Craig was afraid that Ms. Ompadhe would try to page him at the airport, give the CEO a heads-up—if she hadn’t somehow contacted him on the flight.
 
If that happened, Craig and Goldfarb would have no choice but to close around the man as he answered the white courtesy telephone.

It would still work out, Craig knew, but the search and arrest wouldn’t be as . . . smooth that way.

“Okay, clean and easy,” Craig said.
 
“We’ll be back home in time for the eleven o’clock news.”

They approached from behind, on either side.
 
“Good evening, sir,” Craig said, “Mr. Miles Skraling?”

Skraling looked startled.
 
“Yes—”

Craig snapped open his badge wallet and held his ID with a firm hand.
 
“FBI.
 
We’d like to ask you some questions.”

He looked at Craig, stared at the out-thrust badge and photo ID card.
 
Skraling’s close-set indigo eyes screwed open wider and wider as if they were about to pop out of their sockets.
 
His face crumpled like a car windshield hit with a rock; a network of spiderweb cracks spread throughout his composure as his carry-on bag dropped to the floor with a dull rustle.

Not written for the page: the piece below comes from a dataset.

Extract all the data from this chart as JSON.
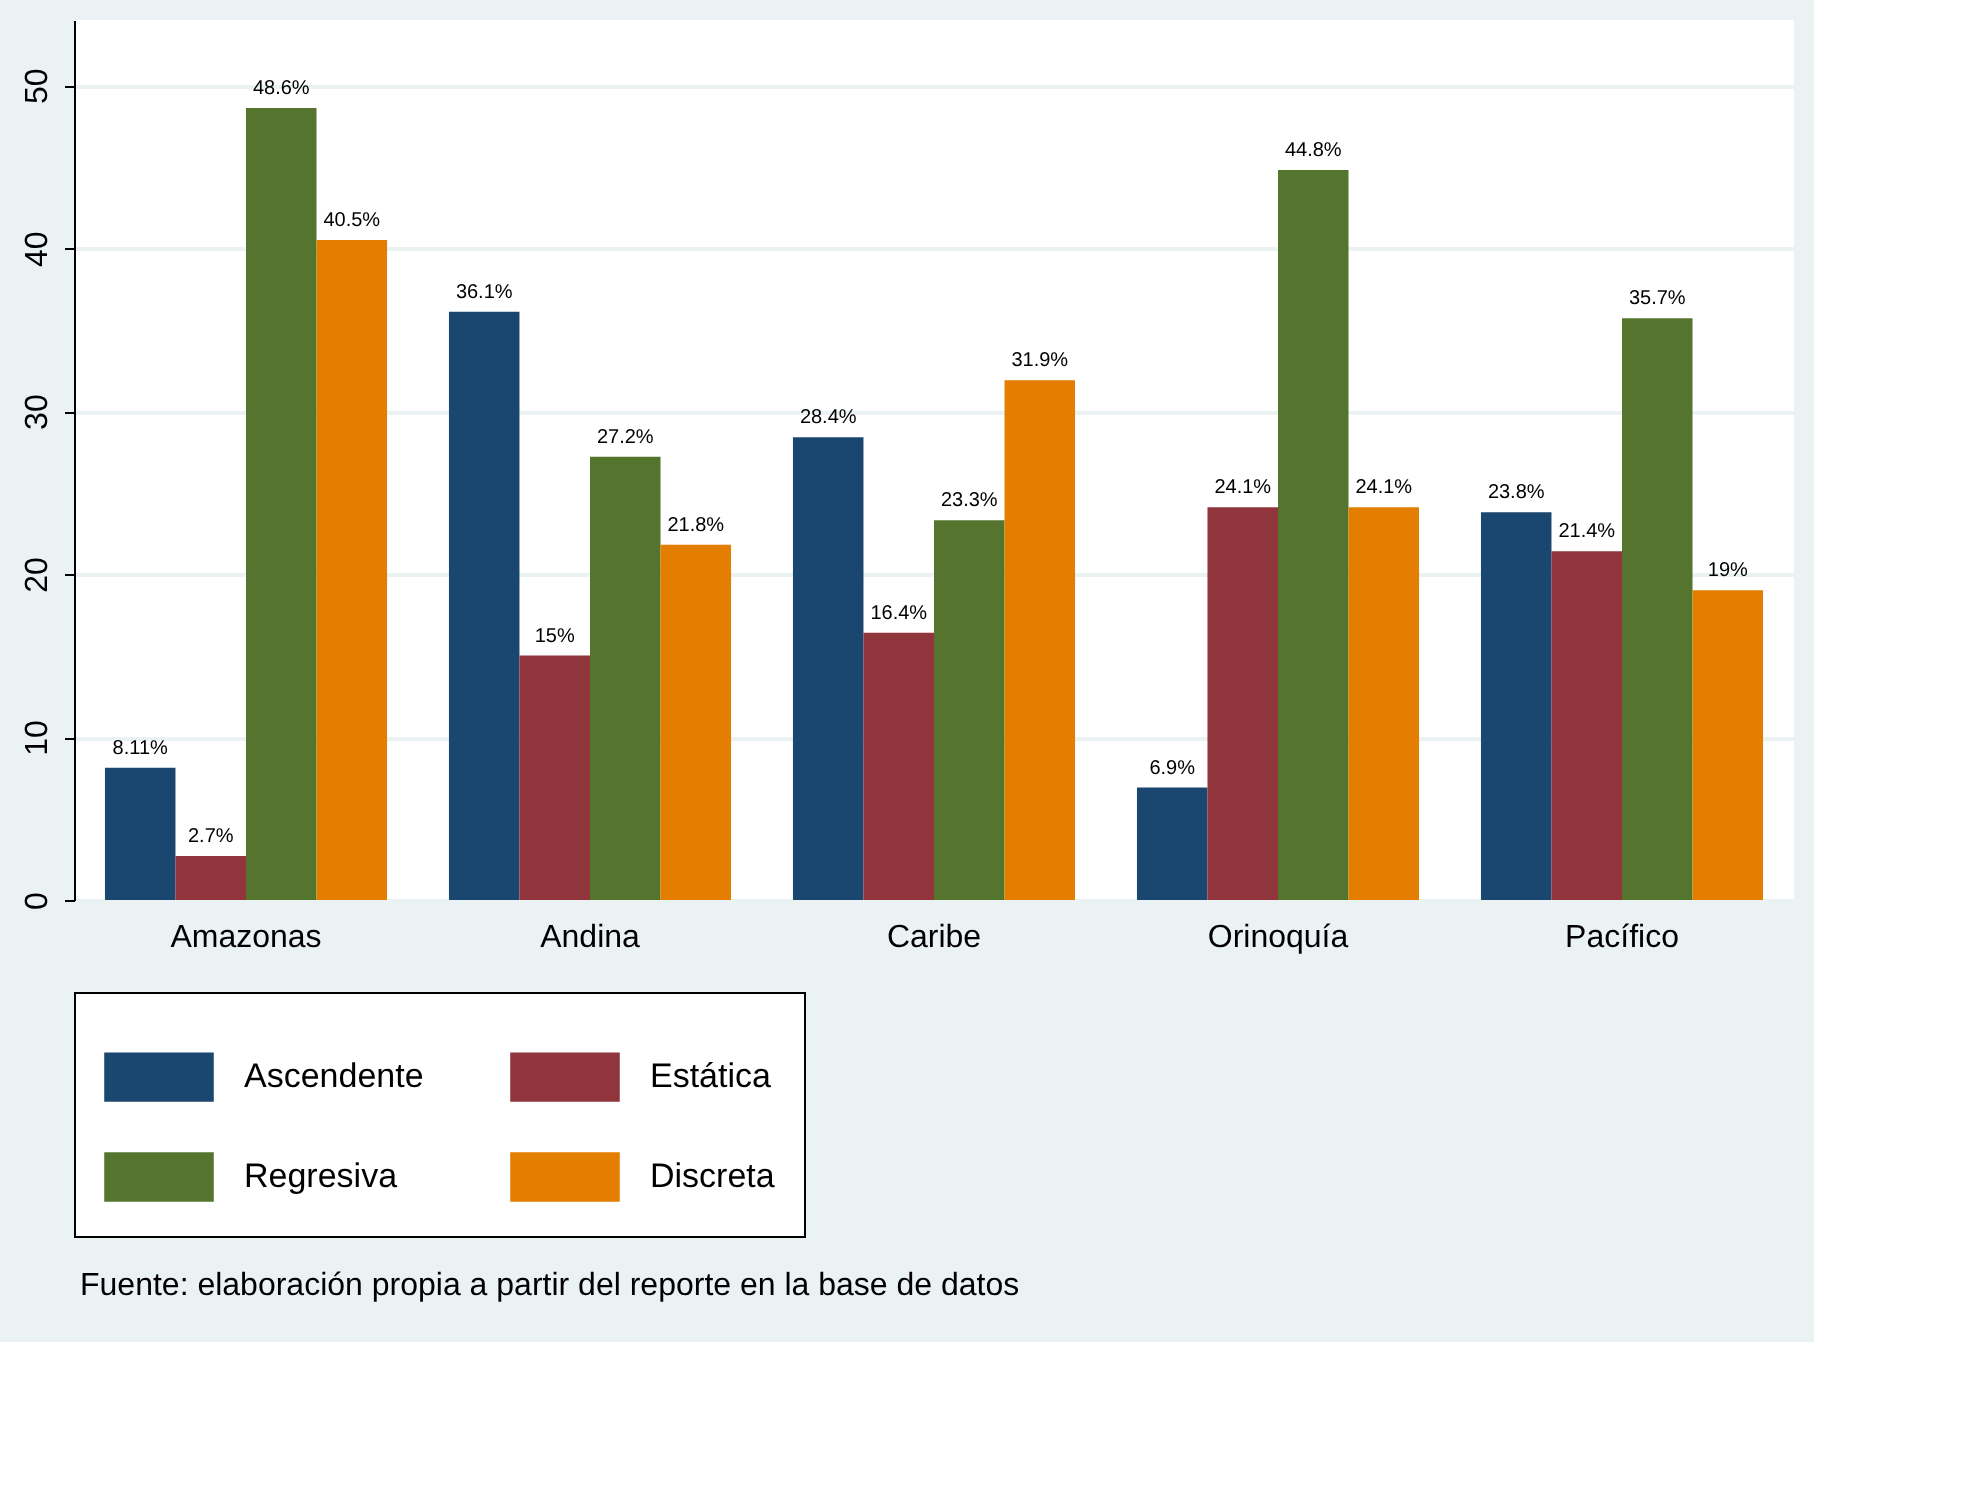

“We have a search warrant for your home,” Craig said withdrawing the appropriate paper.
 
Goldfarb stood motionless beside him.
 
“We’ll need to search your premises and confiscate your personal home computer equipment, and we will have to go through all of your private files.”

Skraling staggered backward as if Craig had punched him in the gut.
 
“My . . . personal—“

“We’ll escort you home, sir,” Craig said, slipping his hand around Skraling’s forearm, steering the man away from the flow of people.
 
“Mr. Goldfarb, would you read Mr. Skraling his Miranda rights, just in case he decides to say something to us?”

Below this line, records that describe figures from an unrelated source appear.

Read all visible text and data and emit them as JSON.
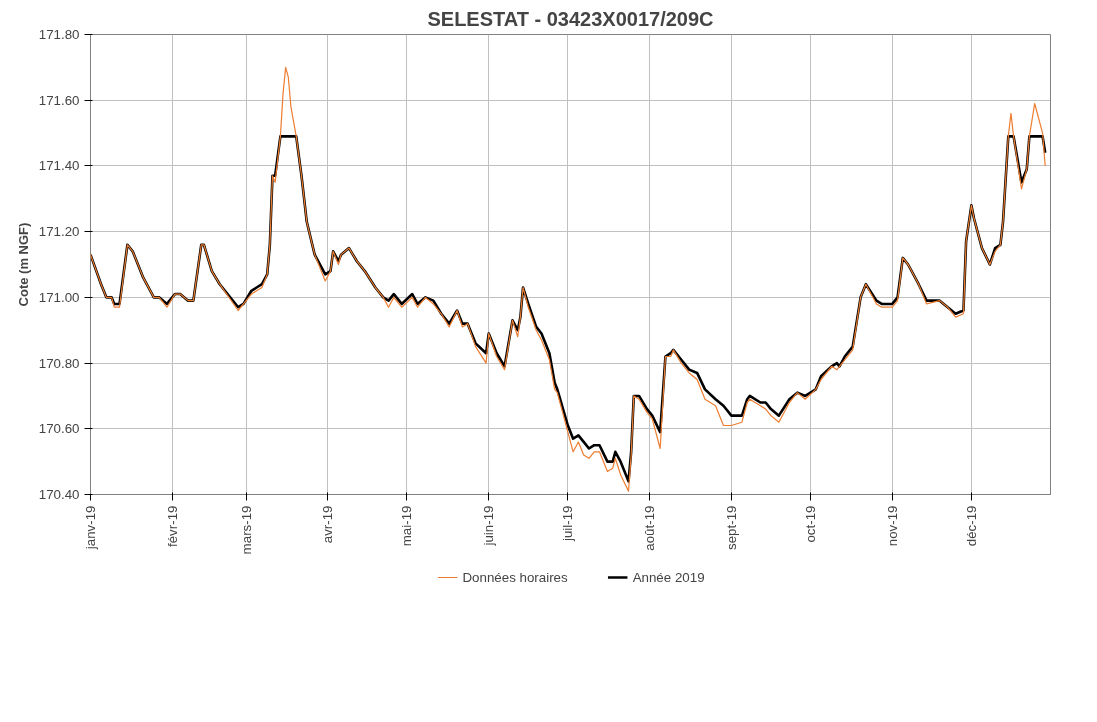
{
  "chart_data": {
    "type": "line",
    "title": "SELESTAT - 03423X0017/209C",
    "ylabel": "Cote (m NGF)",
    "xlim": [
      "2019-01-01",
      "2019-12-31"
    ],
    "xticks": [
      {
        "value": "2019-01-01",
        "label": "janv-19"
      },
      {
        "value": "2019-02-01",
        "label": "févr-19"
      },
      {
        "value": "2019-03-01",
        "label": "mars-19"
      },
      {
        "value": "2019-04-01",
        "label": "avr-19"
      },
      {
        "value": "2019-05-01",
        "label": "mai-19"
      },
      {
        "value": "2019-06-01",
        "label": "juin-19"
      },
      {
        "value": "2019-07-01",
        "label": "juil-19"
      },
      {
        "value": "2019-08-01",
        "label": "août-19"
      },
      {
        "value": "2019-09-01",
        "label": "sept-19"
      },
      {
        "value": "2019-10-01",
        "label": "oct-19"
      },
      {
        "value": "2019-11-01",
        "label": "nov-19"
      },
      {
        "value": "2019-12-01",
        "label": "déc-19"
      }
    ],
    "ylim": [
      170.4,
      171.8
    ],
    "yticks": [
      {
        "value": 170.4,
        "label": "170.40"
      },
      {
        "value": 170.6,
        "label": "170.60"
      },
      {
        "value": 170.8,
        "label": "170.80"
      },
      {
        "value": 171.0,
        "label": "171.00"
      },
      {
        "value": 171.2,
        "label": "171.20"
      },
      {
        "value": 171.4,
        "label": "171.40"
      },
      {
        "value": 171.6,
        "label": "171.60"
      },
      {
        "value": 171.8,
        "label": "171.80"
      }
    ],
    "grid": true,
    "legend": "bottom",
    "line_style": "solid",
    "series": [
      {
        "name": "Données horaires",
        "color": "#ed7d31",
        "x": [
          "2019-01-01",
          "2019-01-05",
          "2019-01-07",
          "2019-01-09",
          "2019-01-10",
          "2019-01-12",
          "2019-01-15",
          "2019-01-17",
          "2019-01-21",
          "2019-01-25",
          "2019-01-27",
          "2019-01-30",
          "2019-02-02",
          "2019-02-04",
          "2019-02-07",
          "2019-02-09",
          "2019-02-12",
          "2019-02-13",
          "2019-02-16",
          "2019-02-19",
          "2019-02-26",
          "2019-02-28",
          "2019-03-03",
          "2019-03-05",
          "2019-03-07",
          "2019-03-09",
          "2019-03-10",
          "2019-03-11",
          "2019-03-12",
          "2019-03-14",
          "2019-03-15",
          "2019-03-16",
          "2019-03-17",
          "2019-03-18",
          "2019-03-20",
          "2019-03-22",
          "2019-03-24",
          "2019-03-27",
          "2019-03-31",
          "2019-04-02",
          "2019-04-03",
          "2019-04-05",
          "2019-04-06",
          "2019-04-09",
          "2019-04-12",
          "2019-04-15",
          "2019-04-19",
          "2019-04-22",
          "2019-04-24",
          "2019-04-26",
          "2019-04-29",
          "2019-05-03",
          "2019-05-05",
          "2019-05-08",
          "2019-05-11",
          "2019-05-14",
          "2019-05-17",
          "2019-05-20",
          "2019-05-22",
          "2019-05-24",
          "2019-05-27",
          "2019-05-31",
          "2019-06-01",
          "2019-06-04",
          "2019-06-07",
          "2019-06-10",
          "2019-06-12",
          "2019-06-13",
          "2019-06-14",
          "2019-06-16",
          "2019-06-19",
          "2019-06-21",
          "2019-06-24",
          "2019-06-26",
          "2019-06-27",
          "2019-07-01",
          "2019-07-03",
          "2019-07-05",
          "2019-07-07",
          "2019-07-09",
          "2019-07-11",
          "2019-07-13",
          "2019-07-16",
          "2019-07-18",
          "2019-07-19",
          "2019-07-21",
          "2019-07-24",
          "2019-07-25",
          "2019-07-26",
          "2019-07-28",
          "2019-07-31",
          "2019-08-02",
          "2019-08-05",
          "2019-08-07",
          "2019-08-09",
          "2019-08-10",
          "2019-08-13",
          "2019-08-16",
          "2019-08-19",
          "2019-08-22",
          "2019-08-26",
          "2019-08-29",
          "2019-09-01",
          "2019-09-05",
          "2019-09-07",
          "2019-09-08",
          "2019-09-12",
          "2019-09-14",
          "2019-09-16",
          "2019-09-19",
          "2019-09-23",
          "2019-09-26",
          "2019-09-29",
          "2019-10-03",
          "2019-10-05",
          "2019-10-09",
          "2019-10-11",
          "2019-10-12",
          "2019-10-14",
          "2019-10-17",
          "2019-10-20",
          "2019-10-22",
          "2019-10-26",
          "2019-10-28",
          "2019-11-01",
          "2019-11-03",
          "2019-11-05",
          "2019-11-07",
          "2019-11-11",
          "2019-11-14",
          "2019-11-19",
          "2019-11-22",
          "2019-11-25",
          "2019-11-28",
          "2019-11-29",
          "2019-12-01",
          "2019-12-02",
          "2019-12-05",
          "2019-12-08",
          "2019-12-10",
          "2019-12-12",
          "2019-12-13",
          "2019-12-15",
          "2019-12-16",
          "2019-12-17",
          "2019-12-20",
          "2019-12-22",
          "2019-12-23",
          "2019-12-25",
          "2019-12-28",
          "2019-12-29"
        ],
        "values": [
          171.13,
          171.04,
          171.0,
          171.0,
          170.97,
          170.97,
          171.16,
          171.14,
          171.06,
          171.0,
          171.0,
          170.97,
          171.01,
          171.01,
          170.99,
          170.99,
          171.16,
          171.16,
          171.08,
          171.04,
          170.96,
          170.98,
          171.01,
          171.02,
          171.03,
          171.07,
          171.16,
          171.37,
          171.35,
          171.49,
          171.62,
          171.7,
          171.67,
          171.58,
          171.49,
          171.37,
          171.23,
          171.13,
          171.05,
          171.08,
          171.14,
          171.1,
          171.13,
          171.15,
          171.11,
          171.08,
          171.03,
          171.0,
          170.97,
          171.0,
          170.97,
          171.0,
          170.97,
          171.0,
          170.98,
          170.95,
          170.91,
          170.96,
          170.91,
          170.92,
          170.85,
          170.8,
          170.89,
          170.82,
          170.78,
          170.93,
          170.88,
          170.94,
          171.03,
          170.97,
          170.9,
          170.87,
          170.81,
          170.72,
          170.71,
          170.59,
          170.53,
          170.56,
          170.52,
          170.51,
          170.53,
          170.53,
          170.47,
          170.48,
          170.51,
          170.46,
          170.41,
          170.52,
          170.7,
          170.69,
          170.65,
          170.63,
          170.54,
          170.82,
          170.82,
          170.84,
          170.8,
          170.77,
          170.75,
          170.69,
          170.67,
          170.61,
          170.61,
          170.62,
          170.68,
          170.69,
          170.67,
          170.66,
          170.64,
          170.62,
          170.68,
          170.71,
          170.69,
          170.72,
          170.75,
          170.79,
          170.78,
          170.79,
          170.81,
          170.84,
          171.0,
          171.04,
          170.98,
          170.97,
          170.97,
          170.99,
          171.12,
          171.1,
          171.04,
          170.98,
          170.99,
          170.97,
          170.94,
          170.95,
          171.17,
          171.28,
          171.24,
          171.15,
          171.1,
          171.14,
          171.16,
          171.23,
          171.49,
          171.56,
          171.49,
          171.33,
          171.39,
          171.49,
          171.59,
          171.5,
          171.4
        ]
      },
      {
        "name": "Année 2019",
        "color": "#000000",
        "x": [
          "2019-01-01",
          "2019-01-05",
          "2019-01-07",
          "2019-01-09",
          "2019-01-10",
          "2019-01-12",
          "2019-01-15",
          "2019-01-17",
          "2019-01-21",
          "2019-01-25",
          "2019-01-27",
          "2019-01-30",
          "2019-02-02",
          "2019-02-04",
          "2019-02-07",
          "2019-02-09",
          "2019-02-12",
          "2019-02-13",
          "2019-02-16",
          "2019-02-19",
          "2019-02-26",
          "2019-02-28",
          "2019-03-03",
          "2019-03-05",
          "2019-03-07",
          "2019-03-09",
          "2019-03-10",
          "2019-03-11",
          "2019-03-12",
          "2019-03-14",
          "2019-03-20",
          "2019-03-22",
          "2019-03-24",
          "2019-03-27",
          "2019-03-31",
          "2019-04-02",
          "2019-04-03",
          "2019-04-05",
          "2019-04-06",
          "2019-04-09",
          "2019-04-12",
          "2019-04-15",
          "2019-04-19",
          "2019-04-22",
          "2019-04-24",
          "2019-04-26",
          "2019-04-29",
          "2019-05-03",
          "2019-05-05",
          "2019-05-08",
          "2019-05-11",
          "2019-05-14",
          "2019-05-17",
          "2019-05-20",
          "2019-05-22",
          "2019-05-24",
          "2019-05-27",
          "2019-05-31",
          "2019-06-01",
          "2019-06-04",
          "2019-06-07",
          "2019-06-10",
          "2019-06-12",
          "2019-06-13",
          "2019-06-14",
          "2019-06-16",
          "2019-06-19",
          "2019-06-21",
          "2019-06-24",
          "2019-06-26",
          "2019-06-27",
          "2019-07-01",
          "2019-07-03",
          "2019-07-05",
          "2019-07-07",
          "2019-07-09",
          "2019-07-11",
          "2019-07-13",
          "2019-07-16",
          "2019-07-18",
          "2019-07-19",
          "2019-07-21",
          "2019-07-24",
          "2019-07-25",
          "2019-07-26",
          "2019-07-28",
          "2019-07-31",
          "2019-08-02",
          "2019-08-05",
          "2019-08-07",
          "2019-08-09",
          "2019-08-10",
          "2019-08-13",
          "2019-08-16",
          "2019-08-19",
          "2019-08-22",
          "2019-08-26",
          "2019-08-29",
          "2019-09-01",
          "2019-09-05",
          "2019-09-07",
          "2019-09-08",
          "2019-09-12",
          "2019-09-14",
          "2019-09-16",
          "2019-09-19",
          "2019-09-23",
          "2019-09-26",
          "2019-09-29",
          "2019-10-03",
          "2019-10-05",
          "2019-10-09",
          "2019-10-11",
          "2019-10-12",
          "2019-10-14",
          "2019-10-17",
          "2019-10-20",
          "2019-10-22",
          "2019-10-26",
          "2019-10-28",
          "2019-11-01",
          "2019-11-03",
          "2019-11-05",
          "2019-11-07",
          "2019-11-11",
          "2019-11-14",
          "2019-11-19",
          "2019-11-22",
          "2019-11-25",
          "2019-11-28",
          "2019-11-29",
          "2019-12-01",
          "2019-12-02",
          "2019-12-05",
          "2019-12-08",
          "2019-12-10",
          "2019-12-12",
          "2019-12-13",
          "2019-12-15",
          "2019-12-17",
          "2019-12-20",
          "2019-12-22",
          "2019-12-23",
          "2019-12-28",
          "2019-12-29"
        ],
        "values": [
          171.13,
          171.04,
          171.0,
          171.0,
          170.98,
          170.98,
          171.16,
          171.14,
          171.06,
          171.0,
          171.0,
          170.98,
          171.01,
          171.01,
          170.99,
          170.99,
          171.16,
          171.16,
          171.08,
          171.04,
          170.97,
          170.98,
          171.02,
          171.03,
          171.04,
          171.07,
          171.16,
          171.37,
          171.37,
          171.49,
          171.49,
          171.37,
          171.23,
          171.13,
          171.07,
          171.08,
          171.14,
          171.11,
          171.13,
          171.15,
          171.11,
          171.08,
          171.03,
          171.0,
          170.99,
          171.01,
          170.98,
          171.01,
          170.98,
          171.0,
          170.99,
          170.95,
          170.92,
          170.96,
          170.92,
          170.92,
          170.86,
          170.83,
          170.89,
          170.83,
          170.79,
          170.93,
          170.9,
          170.94,
          171.03,
          170.98,
          170.91,
          170.89,
          170.83,
          170.74,
          170.72,
          170.61,
          170.57,
          170.58,
          170.56,
          170.54,
          170.55,
          170.55,
          170.5,
          170.5,
          170.53,
          170.5,
          170.44,
          170.53,
          170.7,
          170.7,
          170.66,
          170.64,
          170.59,
          170.82,
          170.83,
          170.84,
          170.81,
          170.78,
          170.77,
          170.72,
          170.69,
          170.67,
          170.64,
          170.64,
          170.69,
          170.7,
          170.68,
          170.68,
          170.66,
          170.64,
          170.69,
          170.71,
          170.7,
          170.72,
          170.76,
          170.79,
          170.8,
          170.79,
          170.82,
          170.85,
          171.0,
          171.04,
          170.99,
          170.98,
          170.98,
          171.0,
          171.12,
          171.1,
          171.04,
          170.99,
          170.99,
          170.97,
          170.95,
          170.96,
          171.17,
          171.28,
          171.24,
          171.15,
          171.1,
          171.15,
          171.16,
          171.23,
          171.49,
          171.49,
          171.35,
          171.39,
          171.49,
          171.49,
          171.44
        ]
      }
    ]
  }
}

Goldfarb did so in a low voice, saying the memorized words in rapid-fire succession.
 
No one stopped and gawked, the exchange was kept that quiet.

“I . . . I need to call my attorney,” said Skraling.

“You’re perfectly welcome to as soon as we reach a phone,” Craig answered.
 
“But you’ll find that everything is completely in order.”
 
He brought out the papers again.
 
“Would you like to make the call here, or would you rather wait until you reach your home, where you can have more privacy?”

Skraling shuddered in panic.
 
Craig wondered what the man’s blood pressure was right then.
 
“I want to go home.
 
I want to think about this.”
 
He looked from side to side.
 
His right hand kept twitching convulsively in a strange tic.

“This way, please, sir.”
 
Goldfarb picked up Skraling’s carry-on bag as they walked down the concourse.
 
Craig kept Skraling close beside him, directing him down the escalator and out to the busy front where Jackson waited with the car.
 
Craig opened the door and motioned Skraling in the back; he and Goldfarb sat on either side of the man.